PhD project
Indefinite integration through recognition based heuristic search
Towards a framework that integrates content-based and process-based accounts of mathematical thinking
- Duration
- 2016 - 2021
- Contact
- Stefan Pouwelse
- Funding
- Ministry of Education, Culture and Science under the Dudoc programme
Researchers
- S.R. Pouwelse MSc - PhD candidate
- prof.dr.ir. F.J.J.M. Janssen - supervisor
- prof.dr. S.J. Edixhoven - co-supervisor
- drs. P.M.G.M. Kop
In this research project, a framework will be developed for the problem solving process of indefinite integration involving levels of recognition and heuristics. It will be used to identify student difficulties and support calculous teaching.
Research question
Can the problem solving process for indefinite integration be described in terms of recognition based heuristic search, and can this be used to identify student difficulties and support teaching?

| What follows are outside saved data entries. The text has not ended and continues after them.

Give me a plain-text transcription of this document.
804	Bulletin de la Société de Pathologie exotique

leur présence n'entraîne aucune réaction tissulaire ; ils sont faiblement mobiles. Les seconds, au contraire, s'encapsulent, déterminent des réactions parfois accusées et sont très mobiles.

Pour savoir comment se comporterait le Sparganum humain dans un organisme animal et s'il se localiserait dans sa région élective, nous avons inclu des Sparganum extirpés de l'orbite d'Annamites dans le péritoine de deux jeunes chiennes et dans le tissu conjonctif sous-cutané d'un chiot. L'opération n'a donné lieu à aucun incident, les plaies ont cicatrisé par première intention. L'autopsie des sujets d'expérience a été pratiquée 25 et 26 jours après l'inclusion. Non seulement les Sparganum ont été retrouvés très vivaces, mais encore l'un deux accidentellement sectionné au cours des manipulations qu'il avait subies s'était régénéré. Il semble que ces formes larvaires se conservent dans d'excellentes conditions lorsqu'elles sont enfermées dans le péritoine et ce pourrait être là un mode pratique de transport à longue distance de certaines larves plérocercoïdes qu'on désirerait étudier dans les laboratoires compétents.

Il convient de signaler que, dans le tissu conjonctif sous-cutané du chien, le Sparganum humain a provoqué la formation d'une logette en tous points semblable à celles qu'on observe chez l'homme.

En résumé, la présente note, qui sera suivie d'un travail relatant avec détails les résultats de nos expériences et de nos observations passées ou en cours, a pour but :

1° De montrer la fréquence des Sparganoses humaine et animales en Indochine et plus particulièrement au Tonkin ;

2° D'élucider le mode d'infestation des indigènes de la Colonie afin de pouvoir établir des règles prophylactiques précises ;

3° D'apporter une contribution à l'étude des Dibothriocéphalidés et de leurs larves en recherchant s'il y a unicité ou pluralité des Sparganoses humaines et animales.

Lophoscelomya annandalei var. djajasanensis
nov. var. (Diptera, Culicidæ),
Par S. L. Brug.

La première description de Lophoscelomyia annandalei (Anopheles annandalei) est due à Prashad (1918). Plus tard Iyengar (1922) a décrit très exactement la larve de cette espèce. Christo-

The importance of understanding and developing mathematical thinking is widely recognized. Two approaches can be distinguished. According to the content-oriented approach, mathematical thinking is mainly dependent on available types of knowledge and the organization of this knowledge. According to the process-oriented approach, mathematical thinking is mainly dependent on available generic mathematical thinking activities such as representation, abstraction, etcetera activities.
We are trying to develop an approach in which content and processes are integrated and connected to a particular domain. We found points of departure for this in recent theory on expertise in which differences in problem solving are explained as interaction between two processes: recognition and heuristic search. The available knowledge enables a problem solver to recognize a problem at a certain level. With complete recognition, the solution is immediately known. If the recognition is less complete, heuristics can be used to search for possible solutions. The level of recognition determines the search space within which a search can be made.
Kop has already successfully applied this model for mathematics education to understand and develop expertise in the field of graphing formulas. In this study, this model is further elaborated and applied for indefinite integration at University level.